Dans le monde de demain, il n'y aura plus que deux sortes de gens: ceux qui - dans leur chair ou par ouï-dire - se souviendront que ceci fut possible, et ceux qui, par ignorance ou par indifférence, par lourdeur ou par legereté, vivront dans l'oubli du désastre.
Je ne sais si un monde ainsi partagé sera plus pacifique ou plus cruel que le monde d'avant ni s'il sera plus simple ou plus compliqué d'y vivre. Peut-être les deux, comme toujours."

Eitô (lampe d'ombre) est un survivant du 6 août 1945 à Hiroshima. Le dos brûlé, le corps blessé, l'âme sans souvenir, le coeur errant, il écrit des haïku et commente ce qu'il voit: les ruines, les ombres, les cadavres; et ceux qu'il rencontre: les rescapés, les militaires, les médecins, ...

C'est un récit poignant car il expose l'horreur qu'à laissé après elle la Bombe. Mais c'est aussi un récit de vie, cette vie qui semble prendre le dessus malgré tout.
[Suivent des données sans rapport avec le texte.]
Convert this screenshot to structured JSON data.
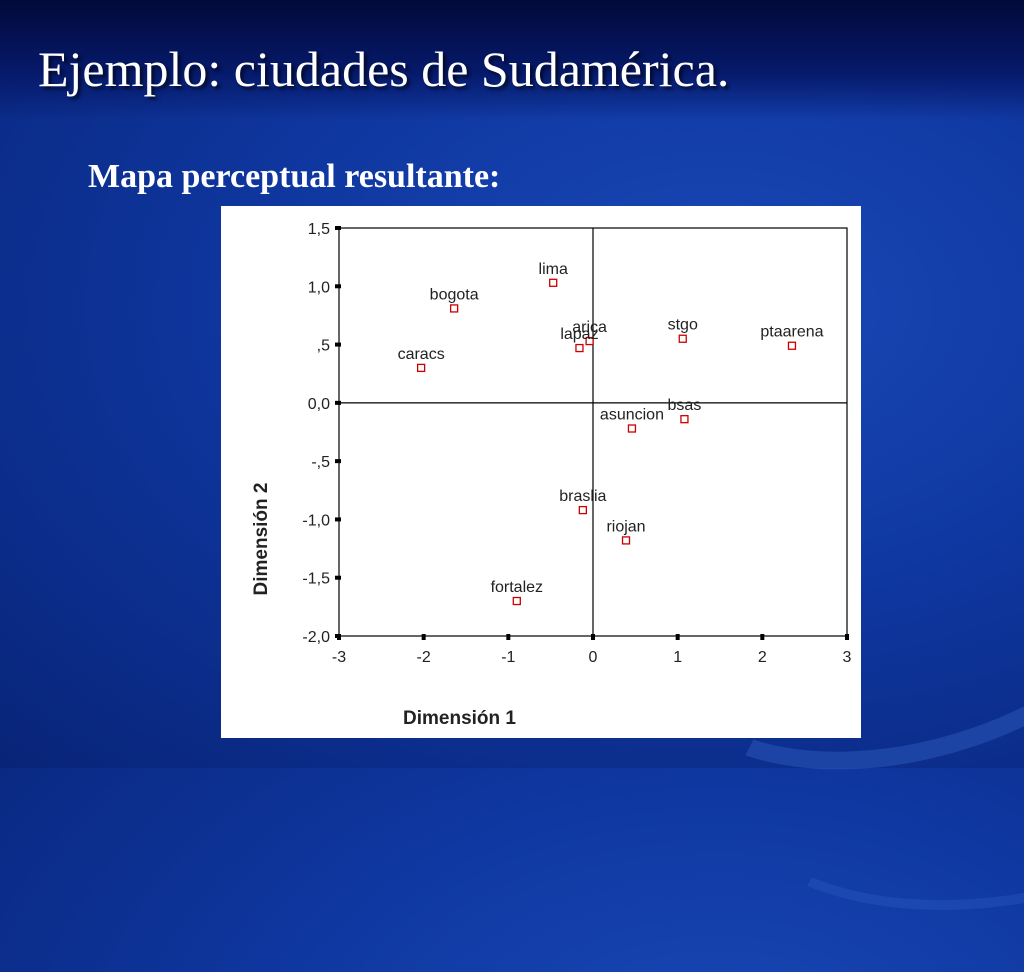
{
  "slide": {
    "title": "Ejemplo: ciudades de Sudamérica.",
    "subtitle": "Mapa perceptual resultante:"
  },
  "chart_data": {
    "type": "scatter",
    "title": "",
    "xlabel": "Dimensión 1",
    "ylabel": "Dimensión 2",
    "xlim": [
      -3,
      3
    ],
    "ylim": [
      -2.0,
      1.5
    ],
    "xticks": [
      {
        "value": -3,
        "label": "-3"
      },
      {
        "value": -2,
        "label": "-2"
      },
      {
        "value": -1,
        "label": "-1"
      },
      {
        "value": 0,
        "label": "0"
      },
      {
        "value": 1,
        "label": "1"
      },
      {
        "value": 2,
        "label": "2"
      },
      {
        "value": 3,
        "label": "3"
      }
    ],
    "yticks": [
      {
        "value": 1.5,
        "label": "1,5"
      },
      {
        "value": 1.0,
        "label": "1,0"
      },
      {
        "value": 0.5,
        "label": ",5"
      },
      {
        "value": 0.0,
        "label": "0,0"
      },
      {
        "value": -0.5,
        "label": "-,5"
      },
      {
        "value": -1.0,
        "label": "-1,0"
      },
      {
        "value": -1.5,
        "label": "-1,5"
      },
      {
        "value": -2.0,
        "label": "-2,0"
      }
    ],
    "grid": false,
    "reference_lines": {
      "x": 0,
      "y": 0
    },
    "marker_color": "#cc0000",
    "points": [
      {
        "label": "lima",
        "x": -0.47,
        "y": 1.03
      },
      {
        "label": "bogota",
        "x": -1.64,
        "y": 0.81
      },
      {
        "label": "arica",
        "x": -0.04,
        "y": 0.53
      },
      {
        "label": "lapaz",
        "x": -0.16,
        "y": 0.47
      },
      {
        "label": "stgo",
        "x": 1.06,
        "y": 0.55
      },
      {
        "label": "ptaarena",
        "x": 2.35,
        "y": 0.49
      },
      {
        "label": "caracs",
        "x": -2.03,
        "y": 0.3
      },
      {
        "label": "bsas",
        "x": 1.08,
        "y": -0.14
      },
      {
        "label": "asuncion",
        "x": 0.46,
        "y": -0.22
      },
      {
        "label": "braslia",
        "x": -0.12,
        "y": -0.92
      },
      {
        "label": "riojan",
        "x": 0.39,
        "y": -1.18
      },
      {
        "label": "fortalez",
        "x": -0.9,
        "y": -1.7
      }
    ]
  }
}
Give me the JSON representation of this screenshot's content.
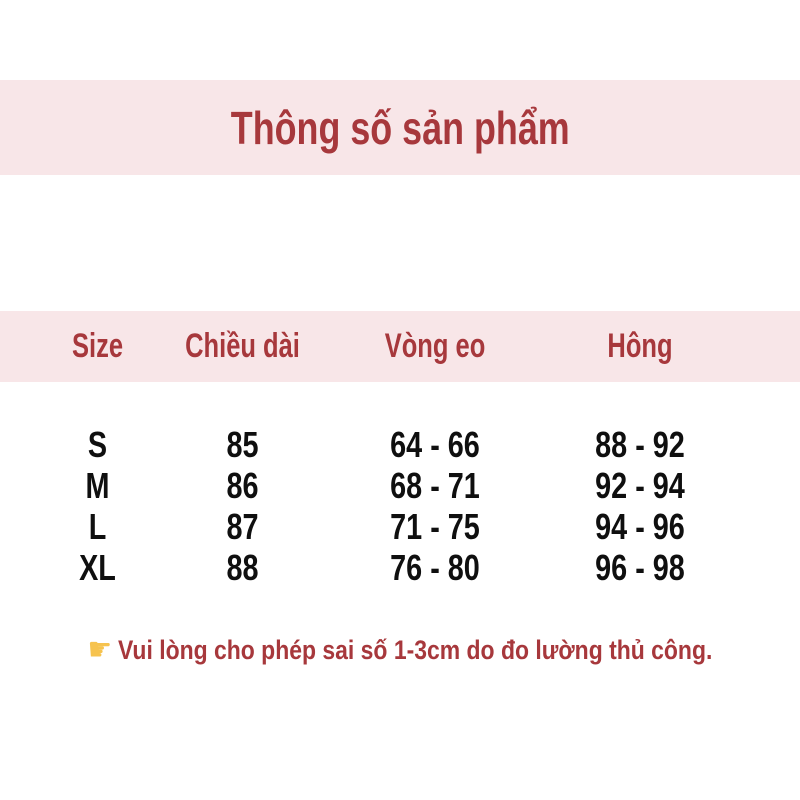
{
  "banner": {
    "title": "Thông số sản phẩm",
    "bg_color": "#F8E6E8",
    "text_color": "#A7383C"
  },
  "table": {
    "headers": [
      "Size",
      "Chiều dài",
      "Vòng eo",
      "Hông"
    ],
    "rows": [
      {
        "size": "S",
        "length": "85",
        "waist": "64 - 66",
        "hips": "88 - 92"
      },
      {
        "size": "M",
        "length": "86",
        "waist": "68 - 71",
        "hips": "92 - 94"
      },
      {
        "size": "L",
        "length": "87",
        "waist": "71 - 75",
        "hips": "94 - 96"
      },
      {
        "size": "XL",
        "length": "88",
        "waist": "76 - 80",
        "hips": "96 - 98"
      }
    ]
  },
  "note": {
    "icon": "pointing-hand-right",
    "icon_glyph": "☛",
    "icon_color": "#F6C34F",
    "text": "Vui lòng cho phép sai số 1-3cm do đo lường thủ công."
  }
}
"Avant, vivre était trop facile: un abancon douteux à la pente du temps, un vague automatissme, une fabilesse à rejeter. Mais maintenant, quand avoir survécu est un hasard heureux et survivre encore un élancement de chaque instant, c'est là désormais qu'est le mérite. La routine devient apostolat, chaque pas, même titubant, une conquête, la moindre parole, un mot de passe, chaque pensée une nouvelle révélation".

L'écriture est franche, Eitô n'a pa peur de dire ce qu'il voit, ce qu'il ressent. Le réalisme de ses mots est entrecoupé de poésie.
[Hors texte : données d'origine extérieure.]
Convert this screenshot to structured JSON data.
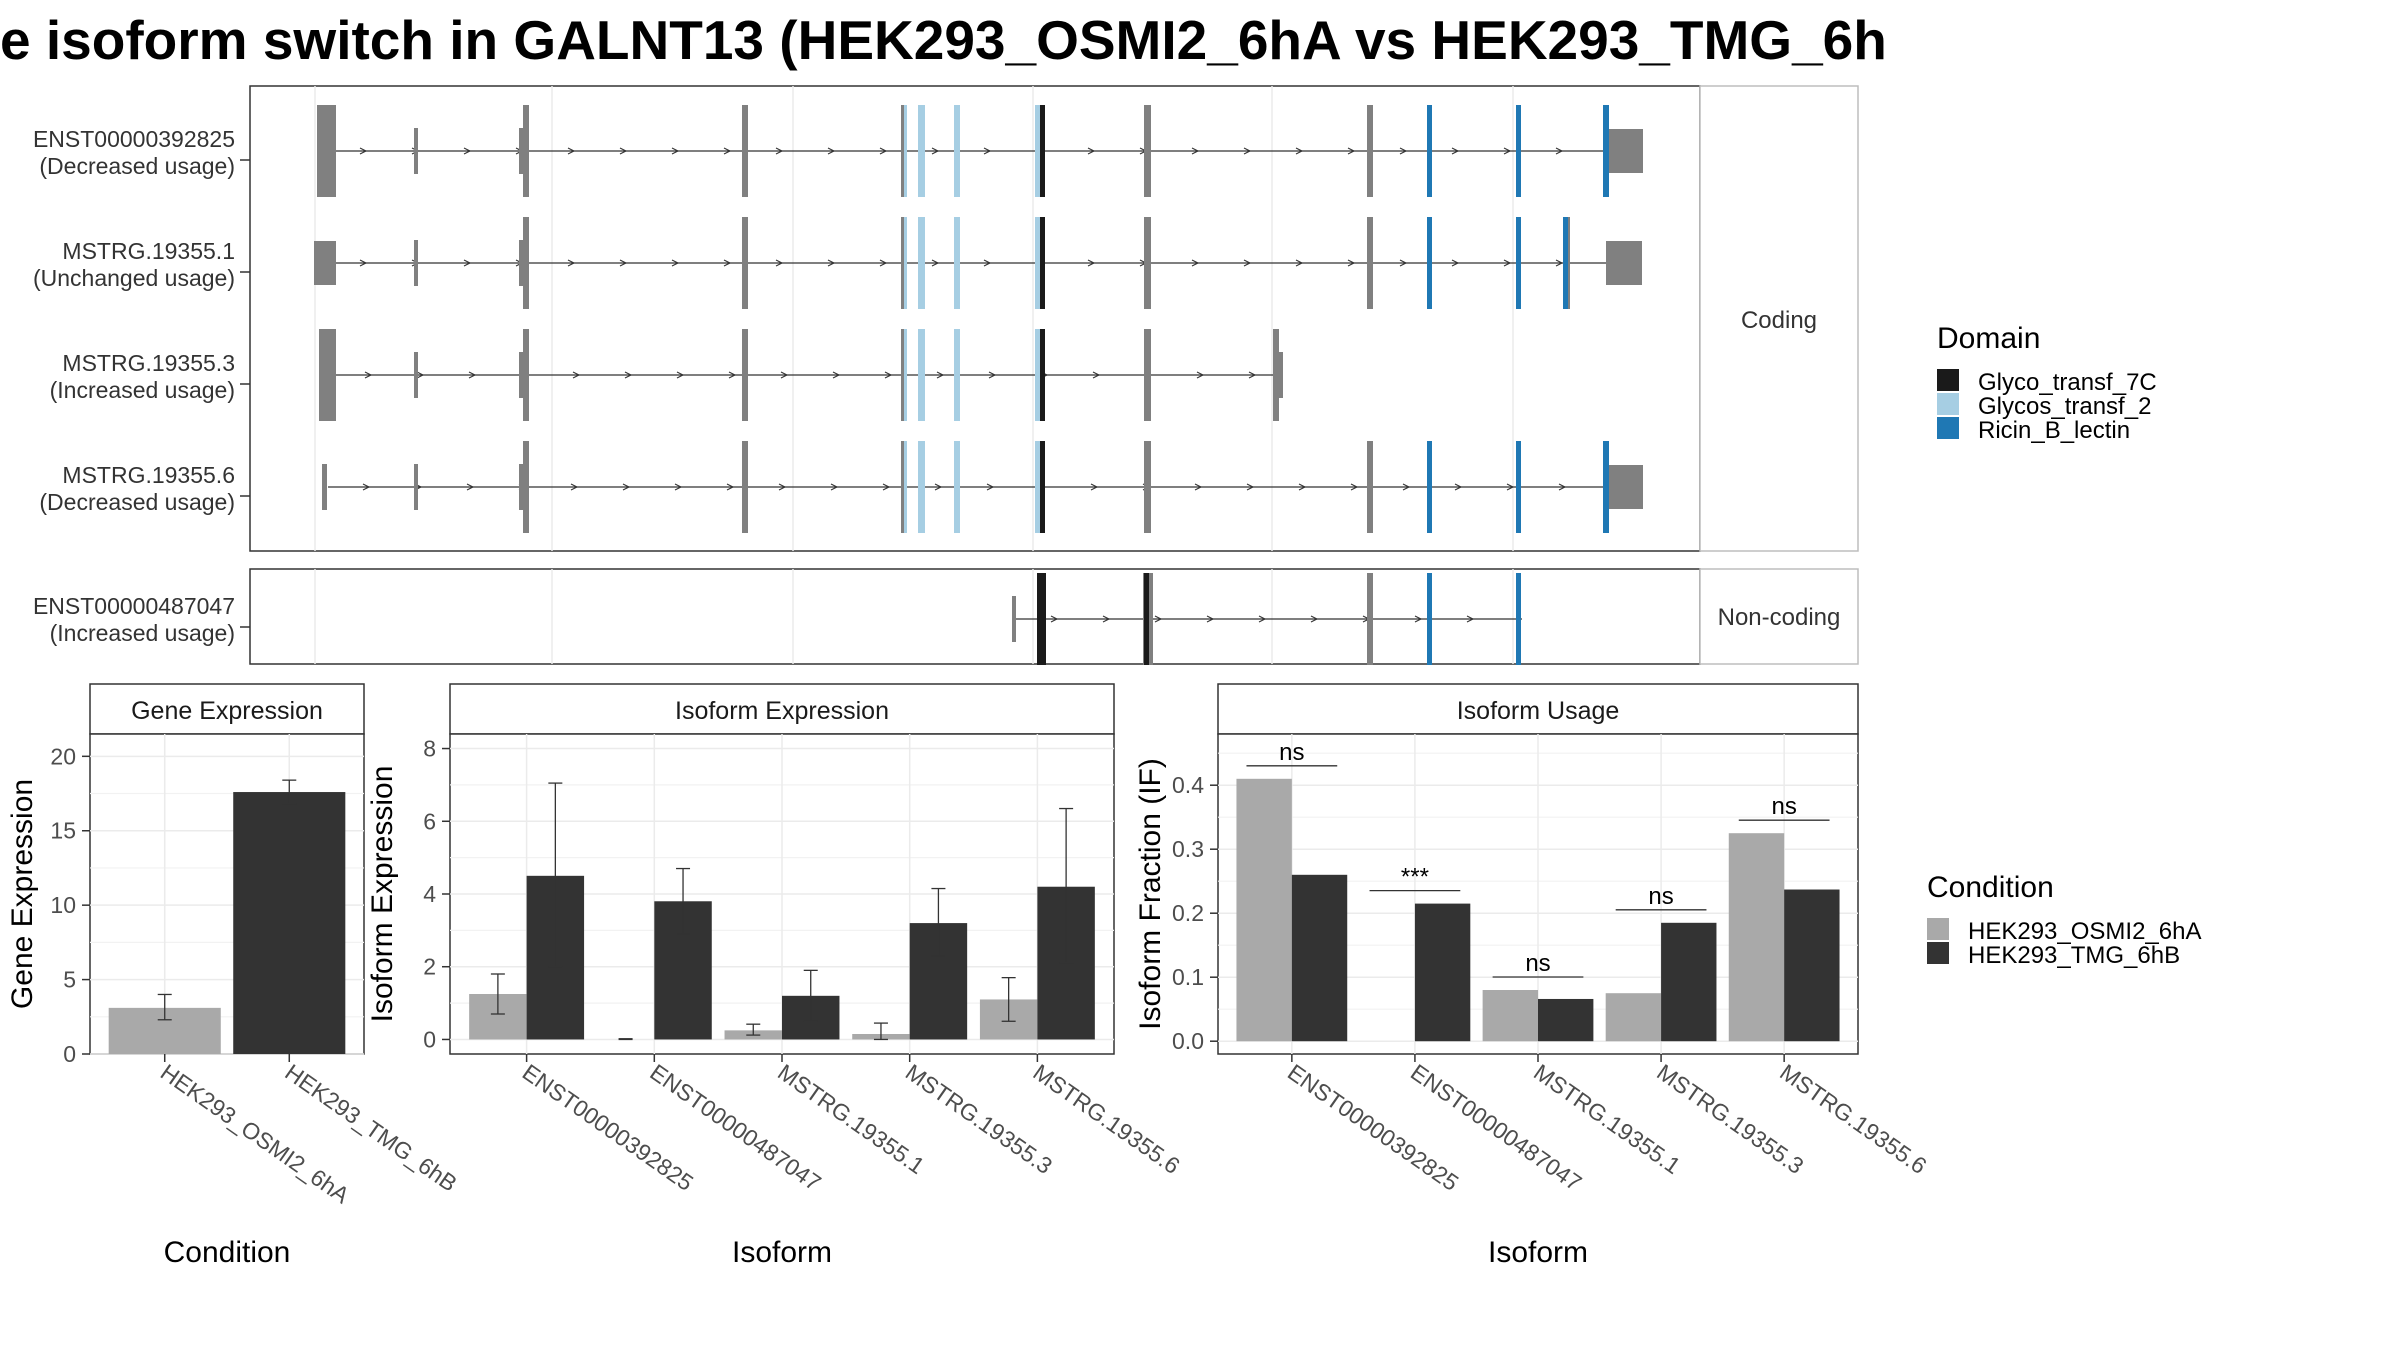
{
  "title": "e isoform switch in GALNT13 (HEK293_OSMI2_6hA vs HEK293_TMG_6h",
  "colors": {
    "cond_a": "#a9a9a9",
    "cond_b": "#333333",
    "domain_glyco7c": "#1a1a1a",
    "domain_glycos2": "#a6cee3",
    "domain_ricin": "#1f78b4",
    "exon": "#808080"
  },
  "transcript_panel": {
    "groups": [
      {
        "label": "Coding",
        "isoforms": [
          {
            "name": "ENST00000392825",
            "status": "(Decreased usage)"
          },
          {
            "name": "MSTRG.19355.1",
            "status": "(Unchanged usage)"
          },
          {
            "name": "MSTRG.19355.3",
            "status": "(Increased usage)"
          },
          {
            "name": "MSTRG.19355.6",
            "status": "(Decreased usage)"
          }
        ]
      },
      {
        "label": "Non-coding",
        "isoforms": [
          {
            "name": "ENST00000487047",
            "status": "(Increased usage)"
          }
        ]
      }
    ],
    "domain_legend": {
      "title": "Domain",
      "items": [
        "Glyco_transf_7C",
        "Glycos_transf_2",
        "Ricin_B_lectin"
      ]
    }
  },
  "chart_data": [
    {
      "type": "bar",
      "title": "Gene Expression",
      "xlabel": "Condition",
      "ylabel": "Gene Expression",
      "categories": [
        "HEK293_OSMI2_6hA",
        "HEK293_TMG_6hB"
      ],
      "values": [
        3.1,
        17.6
      ],
      "error_low": [
        2.3,
        16.8
      ],
      "error_high": [
        4.0,
        18.4
      ],
      "ylim": [
        0,
        21.5
      ],
      "yticks": [
        0,
        5,
        10,
        15,
        20
      ]
    },
    {
      "type": "bar",
      "title": "Isoform Expression",
      "xlabel": "Isoform",
      "ylabel": "Isoform Expression",
      "categories": [
        "ENST00000392825",
        "ENST00000487047",
        "MSTRG.19355.1",
        "MSTRG.19355.3",
        "MSTRG.19355.6"
      ],
      "series": [
        {
          "name": "HEK293_OSMI2_6hA",
          "values": [
            1.25,
            0.0,
            0.25,
            0.15,
            1.1
          ],
          "error_low": [
            0.7,
            0.0,
            0.12,
            0.0,
            0.5
          ],
          "error_high": [
            1.8,
            0.02,
            0.42,
            0.45,
            1.7
          ]
        },
        {
          "name": "HEK293_TMG_6hB",
          "values": [
            4.5,
            3.8,
            1.2,
            3.2,
            4.2
          ],
          "error_low": [
            2.0,
            2.9,
            0.5,
            2.3,
            2.1
          ],
          "error_high": [
            7.05,
            4.7,
            1.9,
            4.15,
            6.35
          ]
        }
      ],
      "ylim": [
        -0.4,
        8.4
      ],
      "yticks": [
        0,
        2,
        4,
        6,
        8
      ]
    },
    {
      "type": "bar",
      "title": "Isoform Usage",
      "xlabel": "Isoform",
      "ylabel": "Isoform Fraction (IF)",
      "categories": [
        "ENST00000392825",
        "ENST00000487047",
        "MSTRG.19355.1",
        "MSTRG.19355.3",
        "MSTRG.19355.6"
      ],
      "series": [
        {
          "name": "HEK293_OSMI2_6hA",
          "values": [
            0.41,
            0.0,
            0.08,
            0.075,
            0.325
          ]
        },
        {
          "name": "HEK293_TMG_6hB",
          "values": [
            0.26,
            0.215,
            0.066,
            0.185,
            0.237
          ]
        }
      ],
      "annotations": [
        "ns",
        "***",
        "ns",
        "ns",
        "ns"
      ],
      "ylim": [
        -0.02,
        0.48
      ],
      "yticks": [
        0.0,
        0.1,
        0.2,
        0.3,
        0.4
      ],
      "ytick_labels": [
        "0.0",
        "0.1",
        "0.2",
        "0.3",
        "0.4"
      ],
      "legend": {
        "title": "Condition",
        "placement": "right",
        "items": [
          "HEK293_OSMI2_6hA",
          "HEK293_TMG_6hB"
        ]
      }
    }
  ]
}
Personnellement, tout au long de ce livre, j'ai été prise entre deux sentiments contradictoires: une grande révolte, même peut-être une haine pour l'espère humaine, contre ce qui s'est passé à Hiroshima, un dégoût de mes semblables. Et d'un autre côté un grand optimisme pour la vie, une foi très forte, parce que tout semble encore possible même quand tout semble déjà mort.

La postface explique l'histoire du manuscrit: Le rouleau fut retrouvé mi-août 1945 à une douzaine de kilomètres à l'est de Hiroshima vers l'intérieur des terres.